Up to The Junction, and the next few stores are a little easier to navigate, as I head into the heart of downtown residential Toronto, the leafy green Annex neighbourhood. There are four different stores just in the Annex--my boss doesn't believe in exclusive territories--and they are all different. Fiesta Farms is an independent supermarket with a great deli and organic selection; Karma, an actual 70's-style hippie food coop in a back alley--I actually rememer going there in the 70's (the staff there is now unionized!), one location of the local chain Noah's Natural Foods, and a small but bright, recently changed-hands and renoed spot on Bloor Street. I often see the former owner of the latter store around town; she now works for another distributor, and looks really happy not to be trying to keep up with the crushing overhead of a downtown Bloor Street location, one which has always had trouble keeping their account up to date.
Here's a bit of video from my tour of The Annex, from the fierce winter two years ago. This is the block where Jane Jacobs, the urban planning visionary who helped save the neighbourhood from destruction-by-expressway in the 70's, lived until her 2005 death. In her last book she complained about delivery drivers using her street as a shortcut so we don't have to wait for the lights at Bloor and Bathurst. Spot on, Jane. But we drive slowly due to the traffic-calming measures you fought for. In fact, a lot of the things that make The Annex a great neighbourhood are attributed to Jane Jacobs and the community groups that stopped the Spadina Expressway. They kept the area as low-rise, medium-density housing, with a diverse population, exceedingly pedestrian-friendly, all within easy walking distance of the Bloor Street commercial district, and with all those beautiful old trees everywhere.
(Yes, I know driving and videoing is a bad idea. It's illegal now so I don't do it much anymore.)
As my Star-of-David tour of Toronto continues, I enter the free-for-all 0f Kensington Market, where another small store does big business, enough that it's worth it to navigate this famous vehicular nightmare of a funky-chic market. Then it's farther east past Queens Park to the gay village (I think), a hop over the Danforth Viaduct to the Big Carrot, our largest retail outlet anywhere. They sell about twelve boxes of our bread per week. Amazing business success of a worker-owned co-op (one that's acting a little more corporate every year; thats the way the world goes).

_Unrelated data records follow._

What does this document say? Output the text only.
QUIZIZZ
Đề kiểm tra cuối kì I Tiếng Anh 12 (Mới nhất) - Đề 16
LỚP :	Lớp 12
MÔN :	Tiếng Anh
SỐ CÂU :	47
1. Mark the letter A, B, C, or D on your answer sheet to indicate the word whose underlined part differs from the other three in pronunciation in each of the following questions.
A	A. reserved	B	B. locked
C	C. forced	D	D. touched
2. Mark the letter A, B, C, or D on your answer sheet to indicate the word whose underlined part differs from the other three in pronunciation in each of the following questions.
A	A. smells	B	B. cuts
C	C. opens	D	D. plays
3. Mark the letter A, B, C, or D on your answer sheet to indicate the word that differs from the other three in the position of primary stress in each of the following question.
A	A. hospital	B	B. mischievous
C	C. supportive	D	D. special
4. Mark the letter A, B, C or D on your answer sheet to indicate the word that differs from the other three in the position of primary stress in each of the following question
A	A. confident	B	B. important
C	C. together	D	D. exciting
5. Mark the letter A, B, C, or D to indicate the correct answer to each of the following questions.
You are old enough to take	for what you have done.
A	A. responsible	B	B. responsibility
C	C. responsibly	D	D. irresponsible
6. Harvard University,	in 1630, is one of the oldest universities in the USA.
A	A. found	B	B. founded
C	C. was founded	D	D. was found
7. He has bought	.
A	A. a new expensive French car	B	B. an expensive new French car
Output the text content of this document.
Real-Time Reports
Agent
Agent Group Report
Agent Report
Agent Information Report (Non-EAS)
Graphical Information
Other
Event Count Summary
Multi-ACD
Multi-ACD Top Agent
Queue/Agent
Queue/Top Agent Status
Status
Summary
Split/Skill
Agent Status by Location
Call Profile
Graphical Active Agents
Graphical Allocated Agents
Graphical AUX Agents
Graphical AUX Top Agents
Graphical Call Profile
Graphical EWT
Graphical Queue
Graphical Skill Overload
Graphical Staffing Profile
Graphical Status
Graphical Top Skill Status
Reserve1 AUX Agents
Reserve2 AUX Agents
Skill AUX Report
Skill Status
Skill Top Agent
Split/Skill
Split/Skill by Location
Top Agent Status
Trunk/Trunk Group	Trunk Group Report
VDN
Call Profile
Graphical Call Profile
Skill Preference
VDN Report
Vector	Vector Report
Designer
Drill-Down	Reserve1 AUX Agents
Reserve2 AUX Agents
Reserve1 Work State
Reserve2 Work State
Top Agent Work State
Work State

After the Carrot, I cut back across the Don Valley via Pottery Road (a charming 19th century pothole sanctuary) and make my way to my last two stops, farther north on Yonge in the early rush-hour traffic that three o'clock brings. After my final drop, at yet another Noah's (my fourth of the day), my mission is to get the hell outta Dodge ahead of the traffic crush. No passengers today; other weeks I enjoy the company of various of my friends' kids, kids' friends, and sometimes my own kids as they catch a free ride to or from Toronto in the shotgun seat. Helps keeps me in touch with the younger generation who have left Lanark County for school or to seek their fortune in the Big Smoke. They keep me awake on the dreary return drive, and can help me load if there's a grain pickup for the bakery enroute.
After the traffic bottlenect on 401 east around Salem, I am clear of the city by 4:30, another three and a half hours and I'll be rolling home. Another fourteen-hour day done, twenty stores, 30-odd boxes of bread, and about four thousand dollars of business done. Sure enough, my employer calls me and instructs me to do a bank deposit, this business runs on cashflow. I'm not complaining.
That's a slice of the life of this delivery guy.